Hidden Figures co-stars Kevin Costner, Jim Parsons, and Kirsten Dunst as white folk who have varying degrees of blinders on about what things are actually like for black women in a place like this at that time, and how capable these women can be at their jobs. (Moonlight‘s Mahershala Ali and Everybody Wants Some‘s Glen Powell round out the cast as Katherine’s studly love interest and the hunky, charming astronaut John Glenn. It’s a stellar cast all around.) The script and direction are both slightly hammy in moments, and the whole film is very broad, allowing us to bear witness to injustice without ever really feeling the true shame and horror of race relations in Virginia at this time the way a film like Loving does. But you know what? That’s perfectly fine. Hidden Figures is more entertaining than it probably ought to be, given how pat and predictable it can be, preferring an empowering, 21st century portrayal of three women who are well-deserving of having their story told. As an audience member, it’s easy enough to go along on this ride, even if it all feels a bit too neatly packaged to do the real drama of this moment justice. Sometimes, a feel-good drama is enough.Production still from set of CHRISTINE, 2015Christine is Hidden Figures‘ direct opposite — you could easily dub it the “feel-bad movie of the year.” It, too, tells the story of a real life woman who made a notable impact in the second half of the 20th century. Christine Chubbuck was a news reporter in Sarasota, Florida who suffered from severe depression.

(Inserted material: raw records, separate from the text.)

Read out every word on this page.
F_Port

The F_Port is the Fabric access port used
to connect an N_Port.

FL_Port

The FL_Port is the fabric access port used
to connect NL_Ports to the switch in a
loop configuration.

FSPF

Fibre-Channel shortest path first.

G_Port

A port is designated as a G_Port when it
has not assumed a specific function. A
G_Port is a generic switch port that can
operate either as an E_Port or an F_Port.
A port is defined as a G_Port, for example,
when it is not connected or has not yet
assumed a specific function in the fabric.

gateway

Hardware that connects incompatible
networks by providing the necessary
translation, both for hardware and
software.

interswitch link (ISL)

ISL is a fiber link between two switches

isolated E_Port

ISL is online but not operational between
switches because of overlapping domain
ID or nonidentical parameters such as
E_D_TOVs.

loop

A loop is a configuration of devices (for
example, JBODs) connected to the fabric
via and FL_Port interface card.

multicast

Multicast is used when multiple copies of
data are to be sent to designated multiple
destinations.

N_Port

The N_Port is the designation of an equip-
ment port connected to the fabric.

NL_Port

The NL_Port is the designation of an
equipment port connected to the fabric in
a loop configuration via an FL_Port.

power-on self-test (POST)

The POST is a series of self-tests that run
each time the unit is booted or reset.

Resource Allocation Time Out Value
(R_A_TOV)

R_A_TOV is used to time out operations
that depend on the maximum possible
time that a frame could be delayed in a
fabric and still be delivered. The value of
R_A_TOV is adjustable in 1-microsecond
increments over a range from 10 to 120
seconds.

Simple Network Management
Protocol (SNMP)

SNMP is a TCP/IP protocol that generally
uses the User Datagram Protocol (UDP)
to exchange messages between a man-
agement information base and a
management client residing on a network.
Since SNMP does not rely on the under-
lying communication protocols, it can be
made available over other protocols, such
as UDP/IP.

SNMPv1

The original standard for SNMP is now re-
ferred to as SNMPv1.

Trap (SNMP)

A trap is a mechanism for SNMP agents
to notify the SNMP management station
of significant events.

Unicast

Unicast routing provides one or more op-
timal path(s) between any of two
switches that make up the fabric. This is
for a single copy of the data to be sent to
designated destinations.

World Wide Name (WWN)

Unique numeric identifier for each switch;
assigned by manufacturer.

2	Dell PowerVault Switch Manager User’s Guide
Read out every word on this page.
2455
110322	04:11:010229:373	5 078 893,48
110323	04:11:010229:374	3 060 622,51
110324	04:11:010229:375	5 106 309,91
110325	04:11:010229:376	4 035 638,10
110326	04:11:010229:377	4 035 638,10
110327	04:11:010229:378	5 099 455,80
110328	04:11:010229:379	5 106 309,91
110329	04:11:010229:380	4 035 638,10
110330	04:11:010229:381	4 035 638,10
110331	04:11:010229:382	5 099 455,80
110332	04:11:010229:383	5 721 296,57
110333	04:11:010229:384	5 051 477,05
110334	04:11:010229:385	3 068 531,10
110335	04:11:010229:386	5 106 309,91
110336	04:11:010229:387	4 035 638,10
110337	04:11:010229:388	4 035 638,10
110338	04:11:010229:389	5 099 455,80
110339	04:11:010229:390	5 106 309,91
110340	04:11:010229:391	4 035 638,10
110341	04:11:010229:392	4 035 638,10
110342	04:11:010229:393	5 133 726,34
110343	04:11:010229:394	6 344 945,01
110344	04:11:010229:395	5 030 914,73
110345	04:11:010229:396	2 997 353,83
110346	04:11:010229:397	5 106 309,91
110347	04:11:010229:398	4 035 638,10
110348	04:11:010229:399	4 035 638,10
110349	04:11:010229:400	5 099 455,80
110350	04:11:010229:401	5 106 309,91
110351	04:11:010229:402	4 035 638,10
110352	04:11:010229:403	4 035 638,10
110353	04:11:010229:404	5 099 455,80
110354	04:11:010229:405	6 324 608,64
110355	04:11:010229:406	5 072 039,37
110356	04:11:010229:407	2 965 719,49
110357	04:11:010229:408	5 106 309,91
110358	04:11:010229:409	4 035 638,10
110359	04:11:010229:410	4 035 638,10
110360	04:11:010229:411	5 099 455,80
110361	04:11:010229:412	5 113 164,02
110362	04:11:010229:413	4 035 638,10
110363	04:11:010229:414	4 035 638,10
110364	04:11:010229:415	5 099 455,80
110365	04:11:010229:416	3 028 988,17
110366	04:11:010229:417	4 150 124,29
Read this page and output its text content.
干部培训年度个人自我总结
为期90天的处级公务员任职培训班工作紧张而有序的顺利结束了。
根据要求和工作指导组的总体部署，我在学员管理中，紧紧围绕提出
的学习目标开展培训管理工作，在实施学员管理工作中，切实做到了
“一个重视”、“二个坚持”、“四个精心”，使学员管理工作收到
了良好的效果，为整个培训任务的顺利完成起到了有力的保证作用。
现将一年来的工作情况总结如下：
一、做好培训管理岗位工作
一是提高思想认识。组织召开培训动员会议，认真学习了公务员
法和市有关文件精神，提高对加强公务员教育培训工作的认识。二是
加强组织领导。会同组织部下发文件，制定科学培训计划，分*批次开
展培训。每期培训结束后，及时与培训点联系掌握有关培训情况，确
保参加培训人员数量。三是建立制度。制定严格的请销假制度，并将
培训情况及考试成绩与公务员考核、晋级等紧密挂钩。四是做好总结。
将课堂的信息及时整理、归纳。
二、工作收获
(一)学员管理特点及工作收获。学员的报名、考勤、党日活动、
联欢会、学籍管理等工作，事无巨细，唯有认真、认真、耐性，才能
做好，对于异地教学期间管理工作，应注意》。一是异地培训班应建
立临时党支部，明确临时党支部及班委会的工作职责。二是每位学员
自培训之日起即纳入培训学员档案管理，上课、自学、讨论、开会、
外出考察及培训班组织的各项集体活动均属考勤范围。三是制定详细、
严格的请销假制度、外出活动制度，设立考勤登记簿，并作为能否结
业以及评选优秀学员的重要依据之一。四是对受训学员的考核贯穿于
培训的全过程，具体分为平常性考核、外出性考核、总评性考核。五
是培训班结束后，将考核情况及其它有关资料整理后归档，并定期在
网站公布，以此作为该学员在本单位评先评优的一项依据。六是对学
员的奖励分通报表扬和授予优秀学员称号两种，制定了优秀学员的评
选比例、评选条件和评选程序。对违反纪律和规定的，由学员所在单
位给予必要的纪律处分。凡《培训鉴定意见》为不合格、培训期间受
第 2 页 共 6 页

It’s the second of two 2016 releases centered on this tragic figure, and though most reviews give away “the ending” of the movie (certainly, the only reason we’re watching a movie about this woman in the first place), I won’t. Suffice to say, it isn’t pretty.

Christine follows Nightcrawler‘s lead in examining the exploitative “if it bleeds, it leads” bloodlust of the nightly news, with a protagonist who is equally as off-putting as that film’s sociopathic protagonist, portrayed by Jake Gyllenhaal. And like Nightcrawler, Christine contains a fantastic lead performance that really ought to be garnering more attention for Rebecca Hall. Christine isn’t an easy film to watch, especially as its subject spirals more and more out of the bounds of socially acceptable behavior, at one point predicting the advent of reality TV decades before it actually happened. (And look how that turned out.) Christine co-stars Tracey Letts as Christine’s gruff boss (in a similarly sympathetic antagonist role to the one he played in Indignation), Michael C. Hall as the news anchor Christine unrequitedly crushes on, J. Smith-Cameron as Christine’s concerned mother, and Maria Dizzia as a friend who attempts to help Christine out of her doldrums. It also contains a downbeat and wonderfully ironic utilization of The Mary Tyler Moore Show theme song.

All three films are impressive in their own way, though they range from broad studio dramedy to quiet, pleasant indie to deeply disturbing drama. And all are anchored by compelling performances from the actresses who bring these characters to life, giving some 20th century women new life in the 21st.